As metodologias ativas envolvem atividades que incluam o estudante como participante no aprendizado. "Buscamos desenvolver no aluno algumas habilidades interpessoais, comunicação, liderança, trabalho em equipe, pensamento crítico”, aponta. "Nós criamos dinâmicas em que eles são colocados numa situação imaginária, e para sair dessa situação eles tem que usar os conteúdos que aprenderam na escola”, exemplifica.
Além de incitar o interesse nos conteúdos, o projeto busca mostrar aos alunos a variedade de profissões para as quais os conhecimentos de sala de aula serão úteis. "Nós buscamos mostrar, principalmente, todas as áreas das Engenharias e como eles vão usar esses conteúdos”, diz Barcala. "Queremos que o aluno continue na escola por ele gostar de aprender, e que conheça as áreas nas quais poderá ingressar depois”, ressalta.
Pistobusão na pandemia
Desde o início da pandemia de Covid-19, o projeto tem focado em transmitir conteúdos por meio de suas páginas no Instagram, no Facebook e no canal do YouTube. Andrade e Barcala informam que têm desenvolvido vídeos, metodologias e modelos de atividades que possam ser utilizados por professores de todo o Brasil. "Já trabalhamos com o Acre, com o Piauí, com o Rio de Janeiro, com Minas Gerais”, exemplificam. Os estudantes oferecem consultorias online para professores e já trabalharam com cerca de 10 escolas de várias regiões do país.

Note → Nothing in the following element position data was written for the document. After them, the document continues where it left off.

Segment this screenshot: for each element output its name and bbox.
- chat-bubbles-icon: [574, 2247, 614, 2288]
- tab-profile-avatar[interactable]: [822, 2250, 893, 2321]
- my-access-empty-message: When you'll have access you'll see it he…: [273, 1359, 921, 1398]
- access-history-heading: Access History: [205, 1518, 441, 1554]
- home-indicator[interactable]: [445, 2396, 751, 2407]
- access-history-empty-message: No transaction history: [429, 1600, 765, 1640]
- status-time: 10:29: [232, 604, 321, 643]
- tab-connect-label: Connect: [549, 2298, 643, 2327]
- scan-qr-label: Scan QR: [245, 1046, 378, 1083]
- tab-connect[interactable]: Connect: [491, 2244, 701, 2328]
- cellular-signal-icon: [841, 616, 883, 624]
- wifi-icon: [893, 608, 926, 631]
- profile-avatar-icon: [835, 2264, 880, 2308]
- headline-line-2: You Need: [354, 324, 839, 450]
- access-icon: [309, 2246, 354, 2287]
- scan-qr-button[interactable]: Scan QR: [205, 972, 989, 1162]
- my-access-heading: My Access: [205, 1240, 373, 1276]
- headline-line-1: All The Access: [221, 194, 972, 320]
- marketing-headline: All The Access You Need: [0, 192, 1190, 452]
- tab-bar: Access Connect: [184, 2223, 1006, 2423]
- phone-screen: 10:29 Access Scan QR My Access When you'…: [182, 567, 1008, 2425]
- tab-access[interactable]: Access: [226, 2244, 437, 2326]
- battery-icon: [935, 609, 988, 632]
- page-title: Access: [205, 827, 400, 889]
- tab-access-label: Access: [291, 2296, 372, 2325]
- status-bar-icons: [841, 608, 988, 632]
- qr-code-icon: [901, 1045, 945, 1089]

Além conteúdos online, o Pistobusão firmou parceria com a secretaria Municipal de Educação de Londrina. A secretaria enviou a grade curricular do 1º ao 5º ano da Rede Municipal para que os integrantes do projeto criem aulas contendo essas matérias, bem como jogos e atividades para que os professores da Rede possam usar com os alunos. "Estamos produzindo vídeos, modelos de atividade, softwares, imagens, e faremos reuniões com os professores via meet para orientar sobre a aplicação”, revela Andrade, ansioso pelo início das atividades. "Ainda é incerto quando começarão a aplicar, por conta da situação do ensino híbrido ainda não estar completamente definida”.
Para o futuro, Barcala e Andrade esperam que o projeto possa expandir para todos os tipos de escola. "Queremos que possa chegar a escolas estaduais, municipais, particulares, na Apae (Associação de Pais e Amigos dos Excepcionais), temos esse objetivo também”, concluem.
*Sob supervisão de Larissa Ayumi Sato.